Copidosoma is referred to as an egg-larval parasite because its eggs are deposited in newly laid looper eggs, but it does not complete its development until the host is in the larval stage. Looper moths deposit eggs individually, usually on the undersides of leaves. Female Copidosoma wasps search for these eggs and deposit either one or two eggs inside each looper egg that they find. Some time after the looper larva emerges and begins feeding the Copidosoma egg begins to divide into additional eggs, 2, 4, 8, 16, 32, etc. Eventually a parasitized looper contains around 1000 of these Copidosoma eggs, all of which may have developed from a single original egg and all of which are genetically identical. Thus, if only one Copidosoma egg was initially placed in the looper egg, all of the Copidosoma eggs will be either male or female. When two Copidosoma eggs are initially placed in the same looper egg, they are usually of opposite sexes.
Once the parasitized looper larvae reaches its fifth larval instar, changes in the growth hormones of the looper trigger the Copidosoma eggs to hatch and begin feeding within the body of the host caterpillar. Strangely, this also stimulates the host larva to delay its pupation and have additional larval instars, resulting in a larger larva that provides more food resources for the parasites developing within its body. The looper larva remains alive until after it forms its pupal cocoon on the underside of a leaf, but then dies, due to the feeding of the Copidosoma larvae, before it has a chance to pupate.

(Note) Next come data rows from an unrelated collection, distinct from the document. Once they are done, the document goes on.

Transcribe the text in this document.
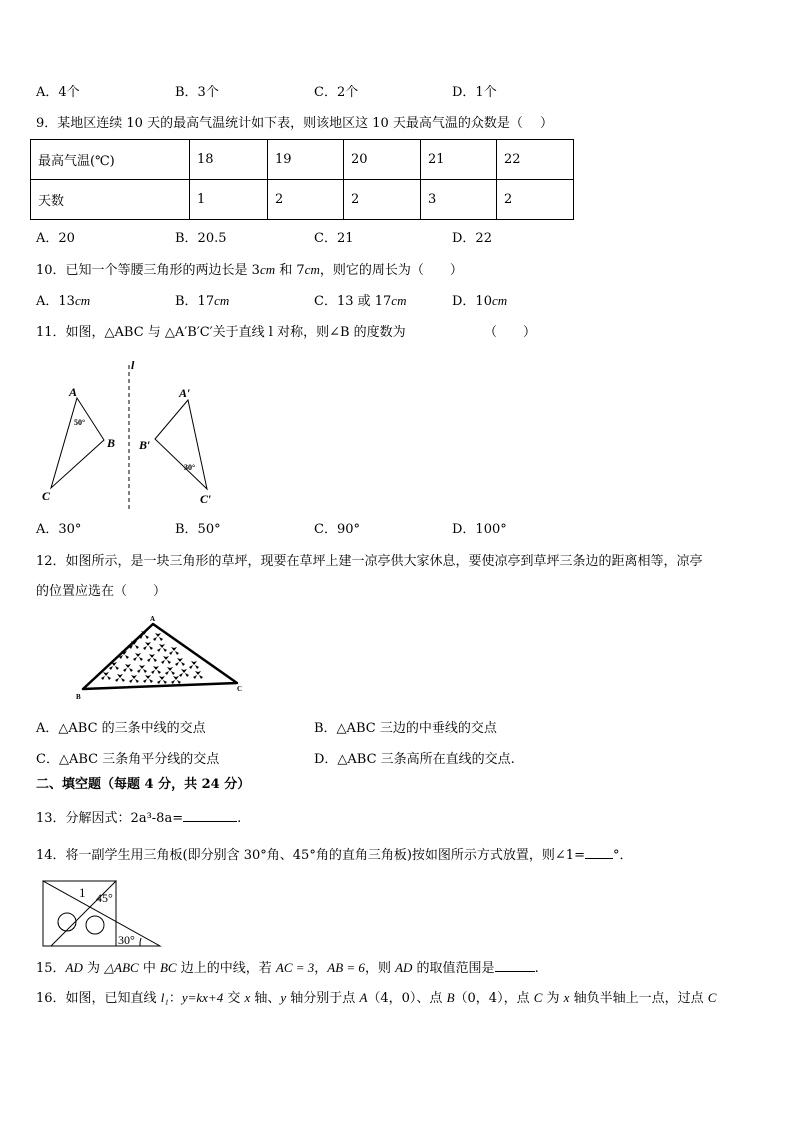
A．4个	B．3个	C．2个	D．1个
9．某地区连续 10 天的最高气温统计如下表，则该地区这 10 天最高气温的众数是（　 ）
最高气温(℃)	18	19	20	21	22
天数	1	2	2	3	2
A．20	B．20.5	C．21	D．22
10．已知一个等腰三角形的两边长是 3cm 和 7cm，则它的周长为（　　）
A．13cm	B．17cm	C．13 或 17cm	D．10cm
11．如图，△ABC 与 △A′B′C′关于直线 l 对称，则∠B 的度数为	（　　）
l
A
B
C
50°
A′
B′
C′
30°
A．30°	B．50°	C．90°	D．100°
12．如图所示，是一块三角形的草坪，现要在草坪上建一凉亭供大家休息，要使凉亭到草坪三条边的距离相等，凉亭
的位置应选在（　　）
A
B
C
A．△ABC 的三条中线的交点	B．△ABC 三边的中垂线的交点
C．△ABC 三条角平分线的交点	D．△ABC 三条高所在直线的交点.
二、填空题（每题 4 分，共 24 分）
13．分解因式：2a³-8a=	.
14．将一副学生用三角板(即分别含 30°角、45°角的直角三角板)按如图所示方式放置，则∠1= °．
1 45°
30°
15．AD 为 △ABC 中 BC 边上的中线，若 AC = 3，AB = 6，则 AD 的取值范围是	.
16．如图，已知直线 l₁：y=kx+4 交 x 轴、y 轴分别于点 A（4，0）、点 B（0，4），点 C 为 x 轴负半轴上一点，过点 C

By this time the body of the looper caterpillar is completely filled with the bodies of the Copidosoma parasites, which by this time have also pupated. The resulting looper mummies are initially tan to gray in color and have a grainy appearance due to the presence of the large number of Copidosoma pupae that can be seen through the “skin” of the looper. If one collects one of these mummified loopers and places it in an enclosed container, it will “hatch” within a few days into hundreds of very small, gnat-like adult Copidosoma. In one Louisiana study the average number of Copidosoma to develop from parasitized soybean loopers was 992, but as many as 2500 to 3000 parasites have been recorded from individual larva.
As mentioned previously, Copidosoma attacks both cabbage loopers and soybean loopers, and it also attacks other loopers as well. In a report from Louisiana, approximately 9% of all soybean loopers collected were parasitized by this wasp. However, levels of parasitism are often considerably higher than this during the latter part of the season. Because parasitized loopers are killed before they emerge as moths and have a chance to reproduce, Copidosoma does help reduce overall looper populations. But this is one parasite that can actually contribute to increased levels of crop injury. Because parasitized loopers often have additional larval instars and grow larger, they actually eat more than they would if they were not parasitized. In another Louisiana study, parasitized soybean loopers weighed 50% more and consumed 40% more leaf area than non-parasitized larvae.